I understand that tokio::fs uses std::fs under the hood, that there's no non-blocking system API to FS (modulo 'io-uring' but 🤷‍♂️), that async has inherent overhead especially if the disk cache is hot and there's not much waiting on blocking calls.

However, 25x (not saying 64x) just feels too extreme of a slowdown, so I wonder

if this is actually expected,
or some tokio::fs code needs tuning/optimization,
or something else entirely (wrong setup?)

Darksonn commented 3 years ago

I mean, we already know that it is never going to be as fast as using the blocking APIs directly. Did you try with a non-blocking std::fs::read_dir?

artempyanykh commented 3 years ago

@Darksonn

Did you try with a non-blocking std::fs::read_dir?

Sorry, not sure what you mean by non-blocking std::fs::read_dir. std::fs provides a blocking API.

My setup is described here in detail, with code and perf data.
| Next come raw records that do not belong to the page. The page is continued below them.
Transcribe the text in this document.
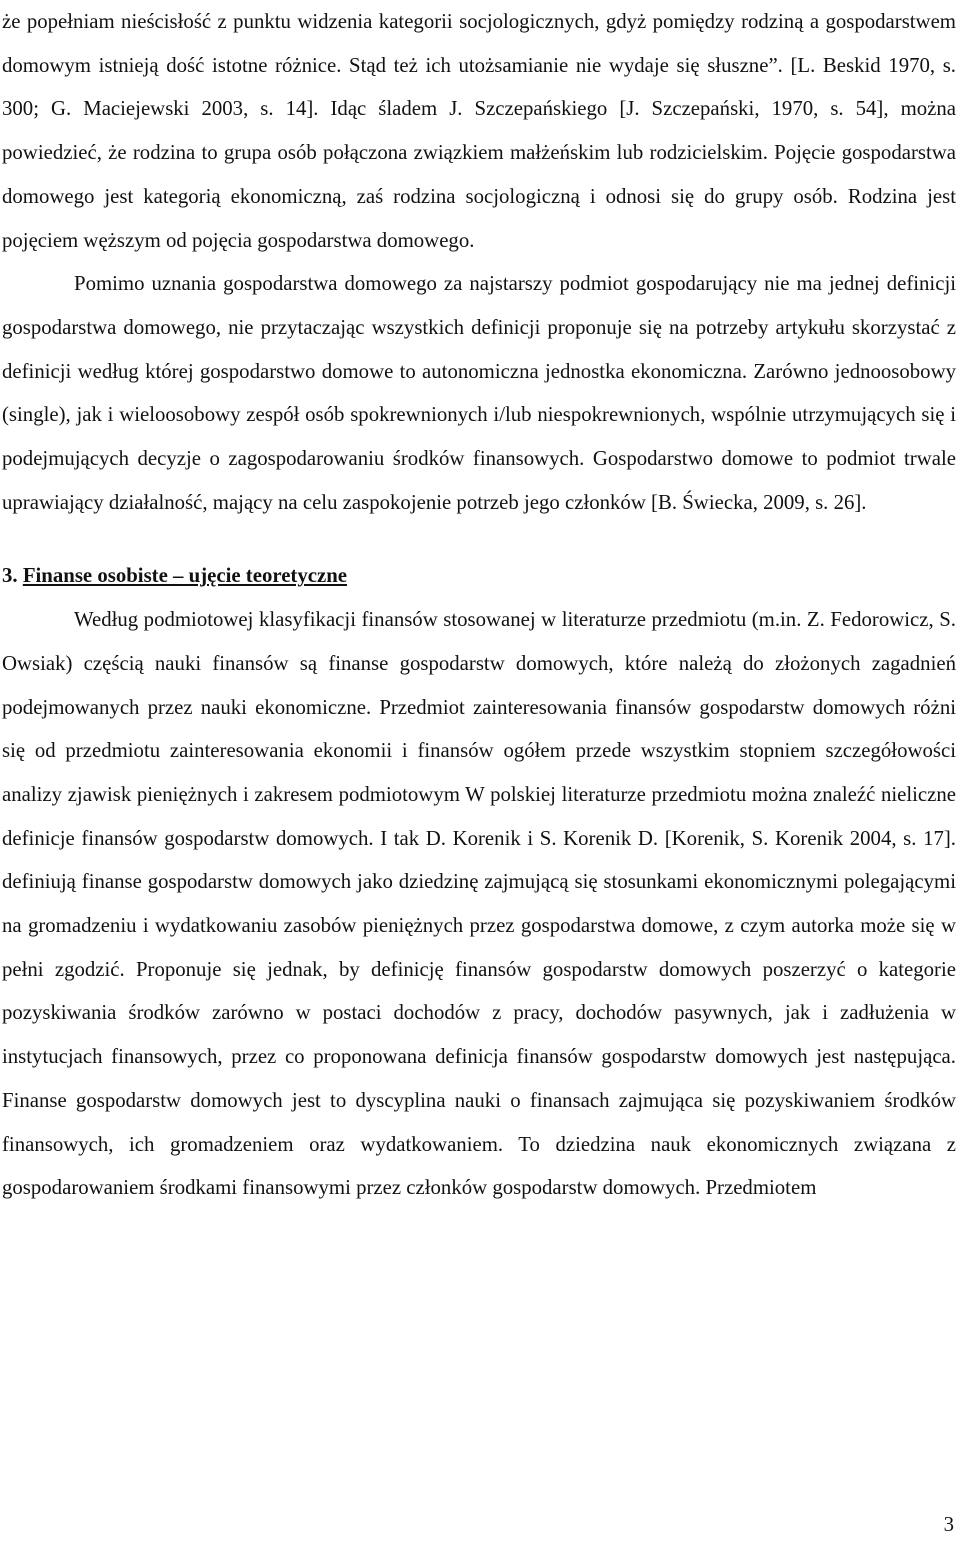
że popełniam nieścisłość z punktu widzenia kategorii socjologicznych, gdyż pomiędzy rodziną a gospodarstwem domowym istnieją dość istotne różnice. Stąd też ich utożsamianie nie wydaje się słuszne”. [L. Beskid 1970, s. 300; G. Maciejewski 2003, s. 14]. Idąc śladem J. Szczepańskiego [J. Szczepański, 1970, s. 54], można powiedzieć, że rodzina to grupa osób połączona związkiem małżeńskim lub rodzicielskim. Pojęcie gospodarstwa domowego jest kategorią ekonomiczną, zaś rodzina socjologiczną i odnosi się do grupy osób. Rodzina jest pojęciem węższym od pojęcia gospodarstwa domowego.

Pomimo uznania gospodarstwa domowego za najstarszy podmiot gospodarujący nie ma jednej definicji gospodarstwa domowego, nie przytaczając wszystkich definicji proponuje się na potrzeby artykułu skorzystać z definicji według której gospodarstwo domowe to autonomiczna jednostka ekonomiczna. Zarówno jednoosobowy (single), jak i wieloosobowy zespół osób spokrewnionych i/lub niespokrewnionych, wspólnie utrzymujących się i podejmujących decyzje o zagospodarowaniu środków finansowych. Gospodarstwo domowe to podmiot trwale uprawiający działalność, mający na celu zaspokojenie potrzeb jego członków [B. Świecka, 2009, s. 26].

3. Finanse osobiste – ujęcie teoretyczne

Według podmiotowej klasyfikacji finansów stosowanej w literaturze przedmiotu (m.in. Z. Fedorowicz, S. Owsiak) częścią nauki finansów są finanse gospodarstw domowych, które należą do złożonych zagadnień podejmowanych przez nauki ekonomiczne. Przedmiot zainteresowania finansów gospodarstw domowych różni się od przedmiotu zainteresowania ekonomii i finansów ogółem przede wszystkim stopniem szczegółowości analizy zjawisk pieniężnych i zakresem podmiotowym W polskiej literaturze przedmiotu można znaleźć nieliczne definicje finansów gospodarstw domowych. I tak D. Korenik i S. Korenik D. [Korenik, S. Korenik 2004, s. 17]. definiują finanse gospodarstw domowych jako dziedzinę zajmującą się stosunkami ekonomicznymi polegającymi na gromadzeniu i wydatkowaniu zasobów pieniężnych przez gospodarstwa domowe, z czym autorka może się w pełni zgodzić. Proponuje się jednak, by definicję finansów gospodarstw domowych poszerzyć o kategorie pozyskiwania środków zarówno w postaci dochodów z pracy, dochodów pasywnych, jak i zadłużenia w instytucjach finansowych, przez co proponowana definicja finansów gospodarstw domowych jest następująca. Finanse gospodarstw domowych jest to dyscyplina nauki o finansach zajmująca się pozyskiwaniem środków finansowych, ich gromadzeniem oraz wydatkowaniem. To dziedzina nauk ekonomicznych związana z gospodarowaniem środkami finansowymi przez członków gospodarstw domowych. Przedmiotem

3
I mean, we already know that it is never going to be as fast as using the blocking APIs directly.

There are several things at play here. First there's overhead from async, then from tokio::fs wrappers, but then there is a speed-up from parallel processing of files in case of async-par implementation.

In any case 25x to 64x slow-down from going to tokio::fs + async compared to a blocking version is pretty extreme, isn't it? We're talking about 200ms (feels instant) vs 12sec (feels like eternity) difference.

Darksonn commented 3 years ago

What I meant to suggest was to replace std::fs::read_dir in the linked code with tokio::fs::read_dir.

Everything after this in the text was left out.